The perverse role of debt in feeling wealthy

March 3, 2012

I had the pleasure of meeting up with Abby Sussman of Princeton last night, who investigates the psychology of wealth - assets and liabilities. Her recent piece in Psychological Science sums it up well:

We studied the perception of wealth as a function of varying levels of assets and debt. We found that with total gross wealth held constant, people with positive net worth feel and are seen as wealthier when they have lower debt (despite having fewer assets). In contrast, people with equal but negative net worth feel and are considered wealthier when they have greater assets (despite having larger debt). This pattern persists in the perception of both the self and others. We explore consequences for the willingness to borrow and lend and briefly discuss the policy implications of these finding.

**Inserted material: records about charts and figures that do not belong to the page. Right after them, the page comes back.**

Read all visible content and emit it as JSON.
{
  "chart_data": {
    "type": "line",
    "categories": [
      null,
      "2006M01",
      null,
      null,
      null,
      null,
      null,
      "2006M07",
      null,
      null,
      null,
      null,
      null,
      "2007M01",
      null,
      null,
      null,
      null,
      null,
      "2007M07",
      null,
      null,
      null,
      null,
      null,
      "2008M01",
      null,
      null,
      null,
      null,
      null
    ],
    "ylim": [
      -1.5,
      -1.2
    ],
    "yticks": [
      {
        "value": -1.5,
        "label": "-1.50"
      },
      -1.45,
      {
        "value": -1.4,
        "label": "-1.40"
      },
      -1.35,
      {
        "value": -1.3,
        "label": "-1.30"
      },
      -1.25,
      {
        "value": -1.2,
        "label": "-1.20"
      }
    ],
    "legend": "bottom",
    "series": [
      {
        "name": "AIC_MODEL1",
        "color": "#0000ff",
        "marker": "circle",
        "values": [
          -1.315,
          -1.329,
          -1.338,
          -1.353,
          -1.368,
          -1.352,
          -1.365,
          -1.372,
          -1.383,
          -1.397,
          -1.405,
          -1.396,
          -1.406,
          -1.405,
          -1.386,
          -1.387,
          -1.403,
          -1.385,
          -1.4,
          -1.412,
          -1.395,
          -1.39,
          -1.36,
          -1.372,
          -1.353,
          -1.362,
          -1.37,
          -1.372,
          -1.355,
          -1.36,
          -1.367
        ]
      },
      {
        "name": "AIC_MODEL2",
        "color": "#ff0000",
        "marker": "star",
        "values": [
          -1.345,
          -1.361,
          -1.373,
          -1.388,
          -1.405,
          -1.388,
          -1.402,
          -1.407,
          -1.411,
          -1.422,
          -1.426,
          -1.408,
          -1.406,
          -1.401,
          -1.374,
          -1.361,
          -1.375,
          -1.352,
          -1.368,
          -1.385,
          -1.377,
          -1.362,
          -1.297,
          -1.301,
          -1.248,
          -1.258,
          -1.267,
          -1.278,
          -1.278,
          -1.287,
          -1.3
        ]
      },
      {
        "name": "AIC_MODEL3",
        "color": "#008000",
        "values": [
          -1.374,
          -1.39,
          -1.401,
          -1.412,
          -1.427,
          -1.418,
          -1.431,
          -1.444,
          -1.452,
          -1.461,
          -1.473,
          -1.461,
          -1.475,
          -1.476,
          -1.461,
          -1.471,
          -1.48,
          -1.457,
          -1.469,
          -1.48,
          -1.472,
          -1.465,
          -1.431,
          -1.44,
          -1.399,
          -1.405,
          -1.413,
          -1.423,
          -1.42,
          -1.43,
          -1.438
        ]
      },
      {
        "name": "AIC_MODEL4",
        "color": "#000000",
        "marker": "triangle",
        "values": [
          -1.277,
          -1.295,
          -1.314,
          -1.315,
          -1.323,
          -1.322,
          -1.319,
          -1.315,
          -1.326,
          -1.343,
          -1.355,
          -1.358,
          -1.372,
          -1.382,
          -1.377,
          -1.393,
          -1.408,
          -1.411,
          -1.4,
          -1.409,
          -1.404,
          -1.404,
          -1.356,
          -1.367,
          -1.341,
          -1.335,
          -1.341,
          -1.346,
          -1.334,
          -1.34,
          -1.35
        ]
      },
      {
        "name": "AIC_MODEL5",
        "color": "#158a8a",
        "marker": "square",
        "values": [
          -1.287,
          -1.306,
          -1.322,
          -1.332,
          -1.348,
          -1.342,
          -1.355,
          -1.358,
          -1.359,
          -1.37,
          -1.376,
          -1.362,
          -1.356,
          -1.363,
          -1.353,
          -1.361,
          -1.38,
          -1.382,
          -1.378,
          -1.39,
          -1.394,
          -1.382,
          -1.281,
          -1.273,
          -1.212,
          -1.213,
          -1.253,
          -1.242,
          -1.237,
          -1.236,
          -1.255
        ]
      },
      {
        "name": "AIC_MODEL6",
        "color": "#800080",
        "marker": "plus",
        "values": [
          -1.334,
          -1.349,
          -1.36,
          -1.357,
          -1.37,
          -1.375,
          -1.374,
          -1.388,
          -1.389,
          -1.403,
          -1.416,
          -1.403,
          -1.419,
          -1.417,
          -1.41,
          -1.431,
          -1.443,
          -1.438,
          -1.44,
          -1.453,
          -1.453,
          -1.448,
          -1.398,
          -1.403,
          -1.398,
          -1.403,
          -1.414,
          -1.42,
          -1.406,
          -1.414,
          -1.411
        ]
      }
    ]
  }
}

Here is a presentation laying it out. Get this:

Comparing two people in the black, 93% would rather have low debt and low assets. For people in red, 66% would rather have high debt and high assets. In playing the role of a loan officer, comparing the two profiles in the black, 75% would grant a loan to the person with low debt and low assets. For profiles in the red, 74% would grant the loan to the person with high debt and high assets.

So if we have positive net wealth, we are motivated to pay-down our debt, to feel and be considered wealthier. If we have negative net wealth (underwater home owners, ahem), we are motivated to take on more debt. And as outsiders, we apparently agree.